Tryglecerides are important energy source when their component fatty acids are liberated {by lipoprotein lipase (LPL) and hepatic lipase} and oxidized in the mitochondria of body cells. Chylomicrons that carry the exogenous or dietary triglycerides are very large bodies and do not penetrate the endothelial protector lining. Thus, they play very little role if any in the atherosclerosis. The endogenous triglycerides carried in the VLDL are also split up by lipases, but this operation is carried out a great extent in the VLDL receptors of the endothelial cells. The VLDL consequently loses more and more of its triglycerides load till it is finally reduced in size to an IDL, and ultimately to an LDL in the plasma. This transformation occurs in the blood circulation as well as in peripheral tissues. Some of the VLDL does not become LDL but remains as “remnant” and is taken up by the remnant receptors of the liver.
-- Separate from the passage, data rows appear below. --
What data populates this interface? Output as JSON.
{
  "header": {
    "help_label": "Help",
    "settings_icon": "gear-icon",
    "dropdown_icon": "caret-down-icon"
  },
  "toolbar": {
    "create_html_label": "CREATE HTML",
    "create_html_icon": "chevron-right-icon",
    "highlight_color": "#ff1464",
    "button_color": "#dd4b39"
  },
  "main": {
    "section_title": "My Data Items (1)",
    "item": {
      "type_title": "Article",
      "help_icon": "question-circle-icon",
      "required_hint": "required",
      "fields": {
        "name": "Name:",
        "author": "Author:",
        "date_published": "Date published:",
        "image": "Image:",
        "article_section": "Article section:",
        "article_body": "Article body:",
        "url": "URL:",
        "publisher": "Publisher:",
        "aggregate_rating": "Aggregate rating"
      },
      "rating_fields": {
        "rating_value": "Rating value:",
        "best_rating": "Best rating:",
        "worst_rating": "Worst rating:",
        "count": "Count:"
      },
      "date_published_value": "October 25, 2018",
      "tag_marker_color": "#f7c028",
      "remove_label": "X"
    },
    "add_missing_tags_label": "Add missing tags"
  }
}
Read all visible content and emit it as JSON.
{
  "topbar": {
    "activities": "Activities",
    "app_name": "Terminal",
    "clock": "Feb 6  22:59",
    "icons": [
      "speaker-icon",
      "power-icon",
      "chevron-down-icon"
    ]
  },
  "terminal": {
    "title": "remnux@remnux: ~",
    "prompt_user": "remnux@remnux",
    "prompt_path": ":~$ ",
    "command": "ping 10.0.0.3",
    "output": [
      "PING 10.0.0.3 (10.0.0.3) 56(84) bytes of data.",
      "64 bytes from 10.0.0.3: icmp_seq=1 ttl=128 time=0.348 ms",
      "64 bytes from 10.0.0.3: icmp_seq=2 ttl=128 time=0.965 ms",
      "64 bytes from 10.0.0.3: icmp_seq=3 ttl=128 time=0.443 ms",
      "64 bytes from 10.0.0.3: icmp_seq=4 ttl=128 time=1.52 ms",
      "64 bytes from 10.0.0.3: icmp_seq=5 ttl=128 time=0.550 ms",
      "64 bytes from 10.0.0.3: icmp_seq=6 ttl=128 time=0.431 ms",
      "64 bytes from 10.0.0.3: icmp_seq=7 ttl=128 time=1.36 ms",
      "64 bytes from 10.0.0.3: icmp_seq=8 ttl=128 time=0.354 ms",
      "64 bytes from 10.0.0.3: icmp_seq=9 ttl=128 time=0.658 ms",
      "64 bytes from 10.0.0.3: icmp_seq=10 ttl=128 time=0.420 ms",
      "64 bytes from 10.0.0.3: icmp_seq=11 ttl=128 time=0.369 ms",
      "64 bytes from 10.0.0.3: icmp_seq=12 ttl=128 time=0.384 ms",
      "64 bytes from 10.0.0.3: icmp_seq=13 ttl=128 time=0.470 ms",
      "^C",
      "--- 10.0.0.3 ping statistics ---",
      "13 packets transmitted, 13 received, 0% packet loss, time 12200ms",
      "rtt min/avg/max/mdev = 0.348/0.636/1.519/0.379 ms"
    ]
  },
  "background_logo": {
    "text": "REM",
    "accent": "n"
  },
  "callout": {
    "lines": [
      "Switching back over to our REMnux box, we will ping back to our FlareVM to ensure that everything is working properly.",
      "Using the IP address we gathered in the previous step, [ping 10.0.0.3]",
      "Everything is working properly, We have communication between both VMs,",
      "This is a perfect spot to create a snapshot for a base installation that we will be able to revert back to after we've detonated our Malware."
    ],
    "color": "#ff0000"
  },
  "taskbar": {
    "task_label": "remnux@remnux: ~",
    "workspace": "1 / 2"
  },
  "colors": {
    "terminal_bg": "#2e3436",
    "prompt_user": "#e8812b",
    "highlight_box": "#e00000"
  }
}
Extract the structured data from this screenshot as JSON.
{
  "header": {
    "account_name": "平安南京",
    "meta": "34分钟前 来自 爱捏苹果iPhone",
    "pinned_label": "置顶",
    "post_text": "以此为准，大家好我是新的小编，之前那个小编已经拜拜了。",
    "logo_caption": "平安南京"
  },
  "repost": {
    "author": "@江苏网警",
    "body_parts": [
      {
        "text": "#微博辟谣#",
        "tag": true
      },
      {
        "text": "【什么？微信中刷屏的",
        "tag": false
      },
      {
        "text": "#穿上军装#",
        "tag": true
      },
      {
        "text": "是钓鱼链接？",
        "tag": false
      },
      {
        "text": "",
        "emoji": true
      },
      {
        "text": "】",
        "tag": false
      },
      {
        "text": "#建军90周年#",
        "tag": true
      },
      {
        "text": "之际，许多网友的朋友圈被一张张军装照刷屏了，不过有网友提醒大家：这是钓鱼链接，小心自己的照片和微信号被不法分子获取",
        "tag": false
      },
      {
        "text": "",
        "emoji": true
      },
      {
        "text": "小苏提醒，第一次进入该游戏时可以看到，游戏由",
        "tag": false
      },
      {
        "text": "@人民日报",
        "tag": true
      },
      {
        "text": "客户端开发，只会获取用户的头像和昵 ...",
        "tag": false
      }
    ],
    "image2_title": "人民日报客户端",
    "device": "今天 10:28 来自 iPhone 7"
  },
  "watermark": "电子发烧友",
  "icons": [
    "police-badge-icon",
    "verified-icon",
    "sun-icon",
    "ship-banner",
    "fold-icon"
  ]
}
Aside fro the loss of triglycerides and reduction in size, the important change in VLDL is in its apoprotein coating. The proteins of VLDL are apo A-1, B, E and a little C. Apo E and Apo A-1 are transferred to HDL and exchanged for apo C initially. In the end, however, all the A-1, C, and E will have been transferred, leaving the “daughter” LDL with only apo B in its coat. The type of apoprotein is most important since the receptors recognize lipoprotein bodies by their coating of apoprotein. Thus the ultimate step in lipoprotein catabolism is the uptake of LDL by the apo B/LDL receptors of endothelial cells, macopahages, smooth muscles, and other cells. The LDL is then internalized by the cell through a process called endocytosis and transported to the lysosome for digestion by lysosomal enzymes. The apoproteins are split-up into amino acids, the triglycerides into fatty acids, and the cholesterol esters into the linoleic and oleic acids and free cholesterol. The free cholesterol exerts an inhibitory action on the HMG-CoA reductase, thereby limiting the rate of cholesterol synthesis. The free cholesterol also exerts a down-regulating action on LDL receptor activity. These prevent the cell from being overloaded with cholesterol.

Cholesterol is an essential component of cell membranes; this is its major use. Other uses of cholesterol are as raw material for synthesis of corticosteroid and sex hormones, and for synthesis of bile acids. These are quantitatively minor. Hence excess cholesterol tends to be deposited in the intimal layers of blood vessels to contribute in the formation of atherosclerotic plaque.

Reverse cholesterol transport by HDL is the only way of carrying cholesterol back to the liver for excretion in the bile. But biliary excretion is not efficient because of antero-hepatic recirculation whereby the bile acids and the free cholesterol secreted with the bile is reabsorbed by the intestines and returned to the liver for reuse.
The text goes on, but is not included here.